Heart defects remain a leading cause of infant death, but surgical advances are making headway. The corollary of this progress is an alarming increase in the prevalence of congenital heart disease (CHD) in the community, as survivors go on to have families of their own and pass on the genetic defects. Now, 3000 people per million have CHDs and society is experiencing a five per cent annual increase in people genetically pre-disposed to CHDs.
Dr Costa, a fellow in the laboratory of ARMI Director Professor Nadia Rosenthal, said these statistics were especially worrying when considered in light of the obesity epidemics in developed countries.
“Modern medicine has created a situation where serious genetic heart defects that would not normally be passed on, are actually becoming more common,” Dr Costa said.
“Our modern lifestyle has created a situation where, due to high levels of obesity, diabetes, sedentary lifestyles and unhealthy diets, the World Health Organization predicts that cardiovascular disease will remain the leading cause of death world wide.
“The combined effect of these two factors makes for a grim picture. We need to understand the interplay between lifestyle-related cardiac stress and genetic mutations so we can better manage the emerging situation.”

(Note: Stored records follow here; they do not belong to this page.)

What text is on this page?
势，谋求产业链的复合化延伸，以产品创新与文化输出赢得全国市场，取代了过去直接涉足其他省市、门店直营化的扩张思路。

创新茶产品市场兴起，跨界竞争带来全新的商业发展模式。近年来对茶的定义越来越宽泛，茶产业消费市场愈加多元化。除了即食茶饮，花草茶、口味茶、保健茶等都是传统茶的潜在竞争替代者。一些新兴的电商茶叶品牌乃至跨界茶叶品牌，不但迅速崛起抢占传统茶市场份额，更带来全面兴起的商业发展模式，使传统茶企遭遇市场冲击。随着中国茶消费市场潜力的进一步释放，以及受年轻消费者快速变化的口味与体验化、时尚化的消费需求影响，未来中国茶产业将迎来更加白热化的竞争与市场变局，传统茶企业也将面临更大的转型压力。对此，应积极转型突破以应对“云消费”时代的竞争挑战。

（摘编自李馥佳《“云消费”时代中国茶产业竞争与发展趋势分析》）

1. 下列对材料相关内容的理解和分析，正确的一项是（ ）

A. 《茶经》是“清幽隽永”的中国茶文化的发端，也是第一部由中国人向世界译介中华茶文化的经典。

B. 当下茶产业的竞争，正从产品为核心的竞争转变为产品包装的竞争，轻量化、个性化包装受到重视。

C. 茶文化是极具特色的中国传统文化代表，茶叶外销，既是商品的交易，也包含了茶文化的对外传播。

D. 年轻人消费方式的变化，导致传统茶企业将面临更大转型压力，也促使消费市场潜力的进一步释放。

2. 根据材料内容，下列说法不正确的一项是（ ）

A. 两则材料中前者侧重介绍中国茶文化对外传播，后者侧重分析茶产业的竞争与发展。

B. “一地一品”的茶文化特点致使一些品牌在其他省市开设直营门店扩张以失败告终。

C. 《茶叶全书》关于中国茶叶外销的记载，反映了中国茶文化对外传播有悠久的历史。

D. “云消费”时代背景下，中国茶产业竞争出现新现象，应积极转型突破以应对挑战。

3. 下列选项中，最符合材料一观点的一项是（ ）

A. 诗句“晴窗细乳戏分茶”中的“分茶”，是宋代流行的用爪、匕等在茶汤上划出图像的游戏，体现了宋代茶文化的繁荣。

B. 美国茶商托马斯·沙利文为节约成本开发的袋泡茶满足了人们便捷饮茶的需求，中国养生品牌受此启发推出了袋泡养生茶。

The unique mutation discovered by Dr Costa and colleagues affects the gene NKX2.5, a master regulator of cardiogenesis, which is highly conserved throughout evolution. First identified in the fruit fly, it was called “tin man” because flies without this gene effectively developed no heart. The gene operates differently in more complex organisms, but mutations to it are one of the most common causes of CHDs in humans.
The particular mutation can play a role in a number of developmental heart defects and cardiomyopathy. Now, for the first time, the progress of the disease and the effects of obesity can be studied.
The groundwork for these studies was published in Circulation: Cardiovascular Genetics. Collaborating institutions on the study include Harvard Medical School, the University of Sydney, Murdoch Children’s Research Institute, St Vincent’s Hospital and the University of New South Wales.